CAPÍTULO V – A discussão dos dados

5.1 Darmo-nos tempo para entendermos o tempo do outro: quanto tempo temos? As

Inicialmente indivíduos, enfermeiras. Com trajetórias distintas, enxergando o cuidar com lentes diversas, por vezes contraditórias. Um coletivo que se disponibilizou a criar um grupo-sujeito, incitando o devaneio de criar um modo de cuidar similar a esse modo de pesquisar. Mas, sobre isso falaremos mais adiante. Nesse momento, tratamos de sintetizar o estabelecimento do GP.

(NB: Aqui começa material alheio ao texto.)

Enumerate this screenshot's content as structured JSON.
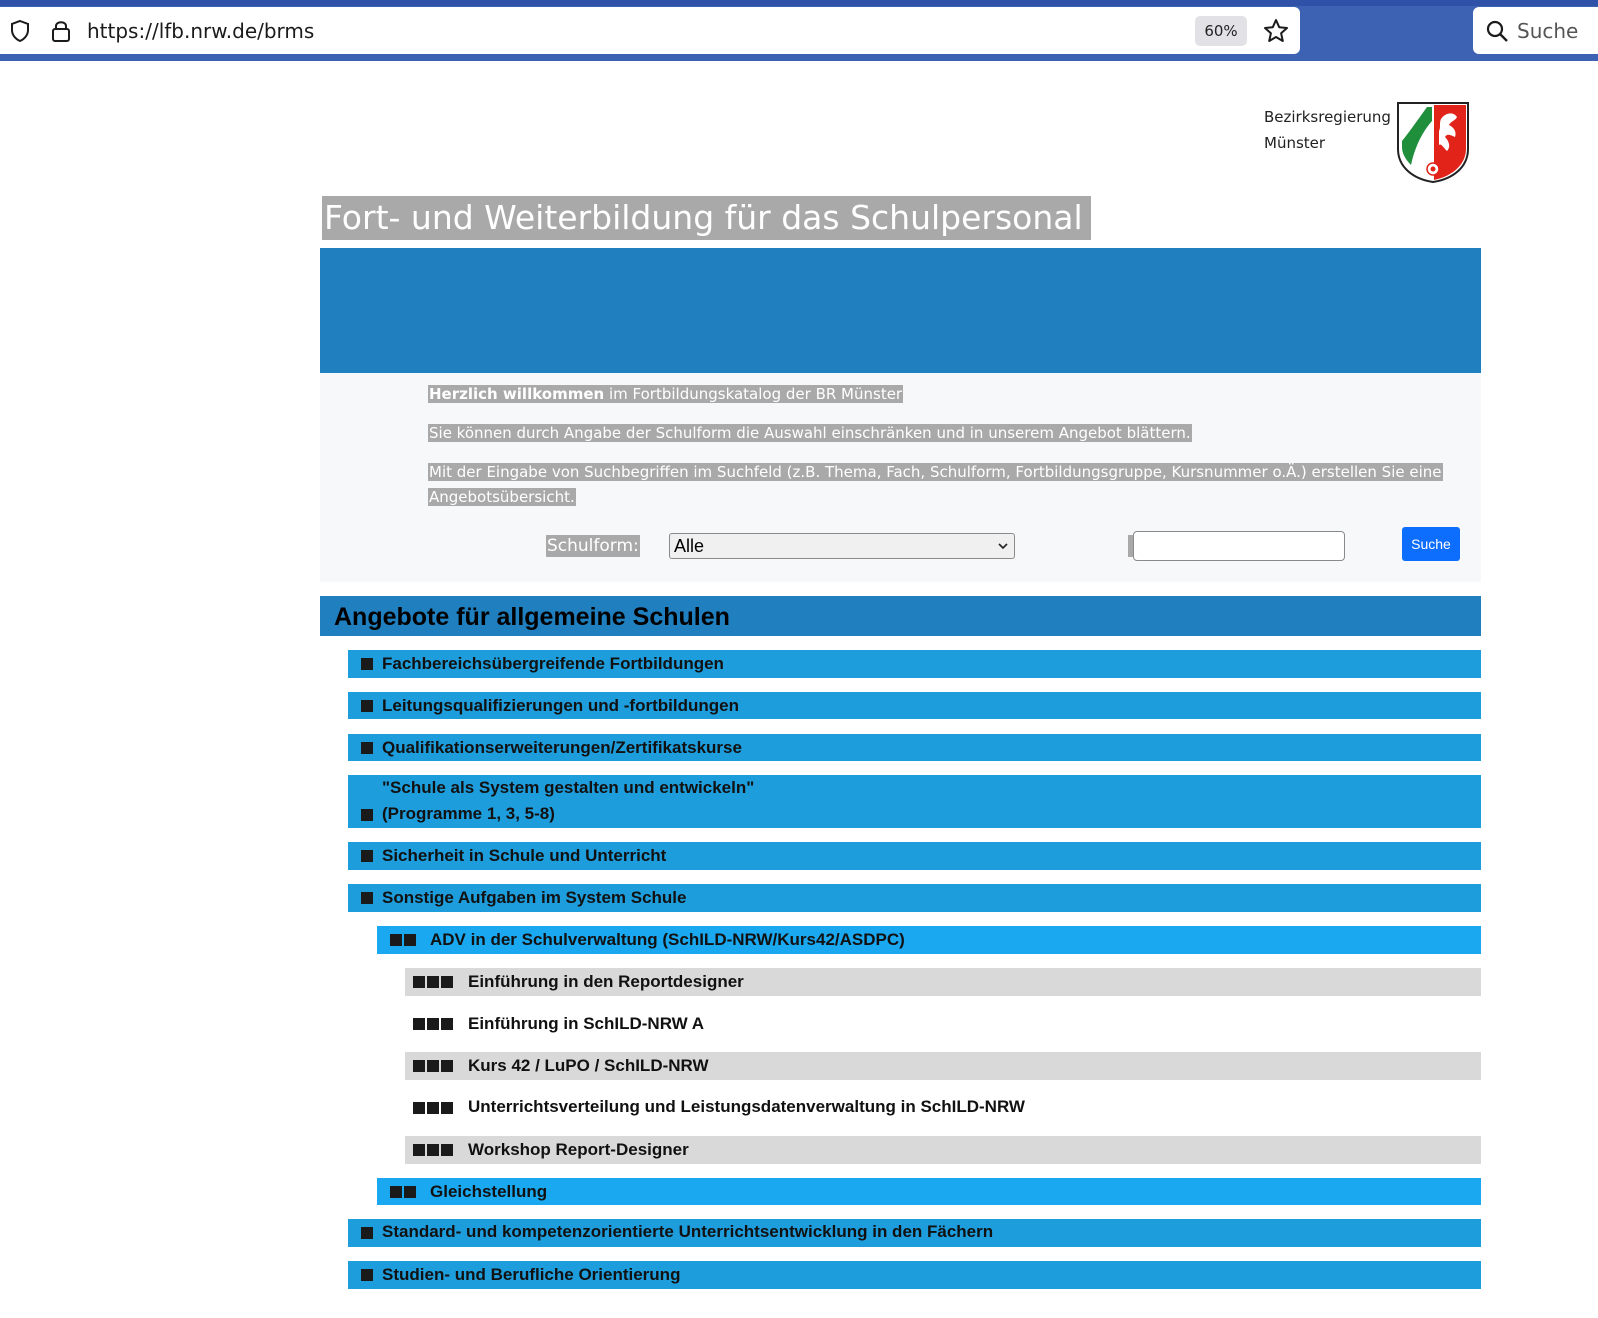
{
  "browser": {
    "url": "https://lfb.nrw.de/brms",
    "zoom": "60%",
    "search_placeholder": "Suche"
  },
  "header": {
    "org_line1": "Bezirksregierung",
    "org_line2": "Münster",
    "title": "Fort- und Weiterbildung für das Schulpersonal"
  },
  "intro": {
    "welcome_bold": "Herzlich willkommen",
    "welcome_rest": " im Fortbildungskatalog der BR Münster",
    "line2": "Sie können durch Angabe der Schulform die Auswahl einschränken und in unserem Angebot blättern.",
    "line3a": "Mit der Eingabe von Suchbegriffen im Suchfeld (z.B. Thema, Fach, Schulform, Fortbildungsgruppe, Kursnummer o.Ä.) erstellen Sie eine",
    "line3b": "Angebotsübersicht."
  },
  "filter": {
    "schulform_label": "Schulform:",
    "schulform_value": "Alle",
    "search_value": "",
    "search_button": "Suche"
  },
  "catalog": {
    "section_title": "Angebote für allgemeine Schulen",
    "items": [
      {
        "level": 1,
        "label": "Fachbereichsübergreifende Fortbildungen"
      },
      {
        "level": 1,
        "label": "Leitungsqualifizierungen und -fortbildungen"
      },
      {
        "level": 1,
        "label": "Qualifikationserweiterungen/Zertifikatskurse"
      },
      {
        "level": 1,
        "label": "\"Schule als System gestalten und entwickeln\"",
        "label2": "(Programme 1, 3, 5-8)"
      },
      {
        "level": 1,
        "label": "Sicherheit in Schule und Unterricht"
      },
      {
        "level": 1,
        "label": "Sonstige Aufgaben im System Schule"
      },
      {
        "level": 2,
        "label": "ADV in der Schulverwaltung (SchILD-NRW/Kurs42/ASDPC)"
      },
      {
        "level": 3,
        "label": "Einführung in den Reportdesigner"
      },
      {
        "level": 3,
        "label": "Einführung in SchILD-NRW A"
      },
      {
        "level": 3,
        "label": "Kurs 42 / LuPO / SchILD-NRW"
      },
      {
        "level": 3,
        "label": "Unterrichtsverteilung und Leistungsdatenverwaltung in SchILD-NRW"
      },
      {
        "level": 3,
        "label": "Workshop Report-Designer"
      },
      {
        "level": 2,
        "label": "Gleichstellung"
      },
      {
        "level": 1,
        "label": "Standard- und kompetenzorientierte Unterrichtsentwicklung in den Fächern"
      },
      {
        "level": 1,
        "label": "Studien- und Berufliche Orientierung"
      }
    ]
  },
  "colors": {
    "banner_blue": "#1f7fbf",
    "level1_blue": "#1e9ddd",
    "level2_blue": "#1aa8f0",
    "level3_grey": "#d9d9d9",
    "button_blue": "#0d6efd",
    "chrome_blue": "#3d62b3"
  }
}
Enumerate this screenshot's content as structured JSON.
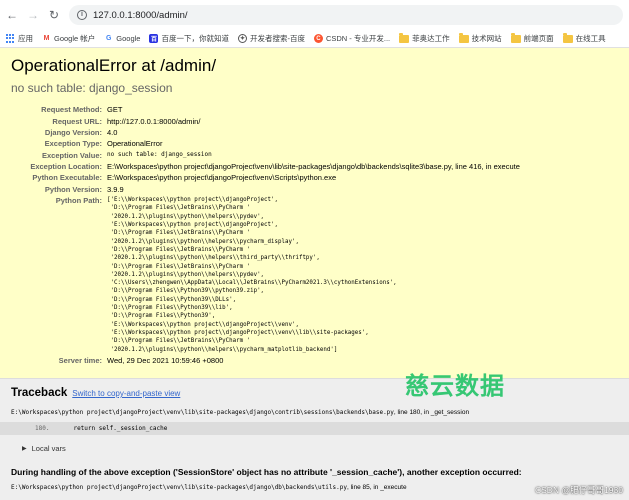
{
  "browser": {
    "url": "127.0.0.1:8000/admin/",
    "bookmarks": [
      {
        "label": "应用",
        "icon": "apps-grid-icon"
      },
      {
        "label": "Google 帐户",
        "icon": "gmail-icon"
      },
      {
        "label": "Google",
        "icon": "google-icon"
      },
      {
        "label": "百度一下，你就知道",
        "icon": "baidu-icon"
      },
      {
        "label": "开发者搜索-百度",
        "icon": "developer-search-icon"
      },
      {
        "label": "CSDN - 专业开发...",
        "icon": "csdn-icon"
      },
      {
        "label": "菲奥达工作",
        "icon": "folder-icon"
      },
      {
        "label": "技术网站",
        "icon": "folder-icon"
      },
      {
        "label": "前端页面",
        "icon": "folder-icon"
      },
      {
        "label": "在线工具",
        "icon": "folder-icon"
      }
    ]
  },
  "error": {
    "title": "OperationalError at /admin/",
    "subtitle": "no such table: django_session",
    "meta": [
      {
        "label": "Request Method:",
        "value": "GET"
      },
      {
        "label": "Request URL:",
        "value": "http://127.0.0.1:8000/admin/"
      },
      {
        "label": "Django Version:",
        "value": "4.0"
      },
      {
        "label": "Exception Type:",
        "value": "OperationalError"
      },
      {
        "label": "Exception Value:",
        "value": "no such table: django_session"
      },
      {
        "label": "Exception Location:",
        "value": "E:\\Workspaces\\python project\\djangoProject\\venv\\lib\\site-packages\\django\\db\\backends\\sqlite3\\base.py, line 416, in execute"
      },
      {
        "label": "Python Executable:",
        "value": "E:\\Workspaces\\python project\\djangoProject\\venv\\Scripts\\python.exe"
      },
      {
        "label": "Python Version:",
        "value": "3.9.9"
      }
    ],
    "python_path_label": "Python Path:",
    "python_path": [
      "['E:\\\\Workspaces\\\\python project\\\\djangoProject',",
      " 'D:\\\\Program Files\\\\JetBrains\\\\PyCharm '",
      " '2020.1.2\\\\plugins\\\\python\\\\helpers\\\\pydev',",
      " 'E:\\\\Workspaces\\\\python project\\\\djangoProject',",
      " 'D:\\\\Program Files\\\\JetBrains\\\\PyCharm '",
      " '2020.1.2\\\\plugins\\\\python\\\\helpers\\\\pycharm_display',",
      " 'D:\\\\Program Files\\\\JetBrains\\\\PyCharm '",
      " '2020.1.2\\\\plugins\\\\python\\\\helpers\\\\third_party\\\\thriftpy',",
      " 'D:\\\\Program Files\\\\JetBrains\\\\PyCharm '",
      " '2020.1.2\\\\plugins\\\\python\\\\helpers\\\\pydev',",
      " 'C:\\\\Users\\\\zhengwen\\\\AppData\\\\Local\\\\JetBrains\\\\PyCharm2021.3\\\\cythonExtensions',",
      " 'D:\\\\Program Files\\\\Python39\\\\python39.zip',",
      " 'D:\\\\Program Files\\\\Python39\\\\DLLs',",
      " 'D:\\\\Program Files\\\\Python39\\\\lib',",
      " 'D:\\\\Program Files\\\\Python39',",
      " 'E:\\\\Workspaces\\\\python project\\\\djangoProject\\\\venv',",
      " 'E:\\\\Workspaces\\\\python project\\\\djangoProject\\\\venv\\\\lib\\\\site-packages',",
      " 'D:\\\\Program Files\\\\JetBrains\\\\PyCharm '",
      " '2020.1.2\\\\plugins\\\\python\\\\helpers\\\\pycharm_matplotlib_backend']"
    ],
    "server_time_label": "Server time:",
    "server_time": "Wed, 29 Dec 2021 10:59:46 +0800"
  },
  "traceback": {
    "title": "Traceback",
    "switch_link": "Switch to copy-and-paste view",
    "frame1_file": "E:\\Workspaces\\python project\\djangoProject\\venv\\lib\\site-packages\\django\\contrib\\sessions\\backends\\base.py",
    "frame1_loc": ", line 180, in _get_session",
    "frame1_line_num": "180.",
    "frame1_code": "return self._session_cache",
    "local_vars": "Local vars",
    "during": "During handling of the above exception ('SessionStore' object has no attribute '_session_cache'), another exception occurred:",
    "frame2_file": "E:\\Workspaces\\python project\\djangoProject\\venv\\lib\\site-packages\\django\\db\\backends\\utils.py",
    "frame2_loc": ", line 85, in _execute"
  },
  "overlay": {
    "watermark": "慈云数据",
    "credit": "CSDN @肥仔哥哥1930"
  },
  "colors": {
    "summary_bg": "#ffffc8",
    "traceback_bg": "#eeeeee",
    "watermark": "#27c46a",
    "link": "#3366cc"
  }
}
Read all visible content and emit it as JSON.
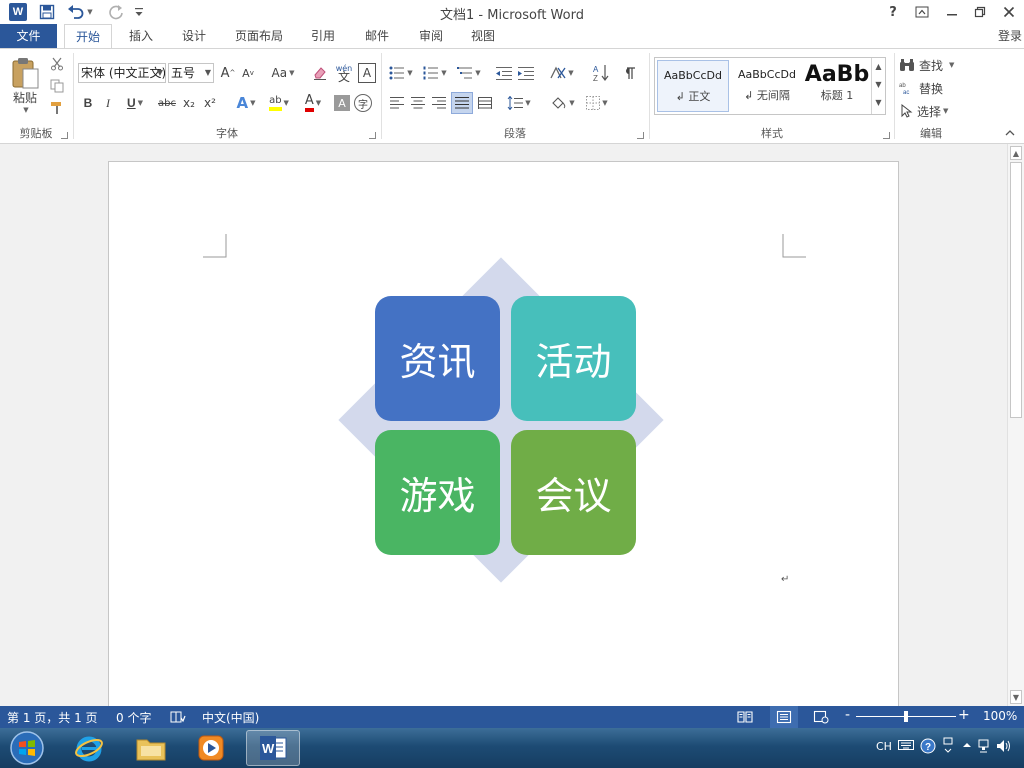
{
  "window": {
    "title": "文档1 - Microsoft Word",
    "help_label": "?",
    "app_icon_label": "W"
  },
  "tabs": {
    "file": "文件",
    "items": [
      "开始",
      "插入",
      "设计",
      "页面布局",
      "引用",
      "邮件",
      "审阅",
      "视图"
    ],
    "active_index": 0,
    "login": "登录"
  },
  "ribbon": {
    "clipboard": {
      "paste_label": "粘贴",
      "group_label": "剪贴板"
    },
    "font": {
      "font_name": "宋体 (中文正文)",
      "font_size": "五号",
      "grow_label": "A",
      "shrink_label": "A",
      "case_label": "Aa",
      "phonetic_label": "wén",
      "phonetic_char": "文",
      "border_char_label": "A",
      "bold": "B",
      "italic": "I",
      "underline": "U",
      "strike": "abc",
      "subscript": "x₂",
      "superscript": "x²",
      "effects": "A",
      "highlight": "ab",
      "font_color": "A",
      "shading": "A",
      "enclose": "字",
      "group_label": "字体"
    },
    "paragraph": {
      "group_label": "段落"
    },
    "styles": {
      "items": [
        {
          "sample": "AaBbCcDd",
          "name": "↲ 正文"
        },
        {
          "sample": "AaBbCcDd",
          "name": "↲ 无间隔"
        },
        {
          "sample": "AaBb",
          "name": "标题 1"
        }
      ],
      "group_label": "样式"
    },
    "editing": {
      "find": "查找",
      "replace": "替换",
      "select": "选择",
      "group_label": "编辑"
    }
  },
  "document": {
    "smartart": {
      "cells": [
        {
          "text": "资讯",
          "color": "#4472c4"
        },
        {
          "text": "活动",
          "color": "#47bfbb"
        },
        {
          "text": "游戏",
          "color": "#4ab563"
        },
        {
          "text": "会议",
          "color": "#70ad47"
        }
      ],
      "diamond_color": "#d3d9ec"
    },
    "paragraph_mark": "↵"
  },
  "statusbar": {
    "page": "第 1 页，共 1 页",
    "words": "0 个字",
    "language": "中文(中国)",
    "zoom_minus": "-",
    "zoom_plus": "+",
    "zoom_percent": "100%",
    "zoom_level": 0.5
  },
  "taskbar": {
    "tray_lang": "CH"
  },
  "colors": {
    "word_blue": "#2b579a"
  }
}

O GP foi instituído. Sim, conseguimos após longos meses de sensibilização e convocação, recuos e desistências, reunir enfermeiras para discutir o cuidado prestado as pessoas internadas no hospital psiquiátrico.

Pesquisas afirmam que os concursos e processos seletivos são feitos para selecionar enfermeiros, independentemente de sua especialidade (Silva & Ferreira, 2011). O perfil do GP reitera esses estudos ao asseverar uma preocupação com a especialização profissional, ainda que em outras áreas de conhecimento, e não em psiquiatria/saúde mental, o que talvez possa ser explicado pelo programa de aprimoramento profissional existente no cenário em voga, que prevê benefícios financeiros mediante a comprovação de determinadas horas de capacitação em cursos de saúde geral.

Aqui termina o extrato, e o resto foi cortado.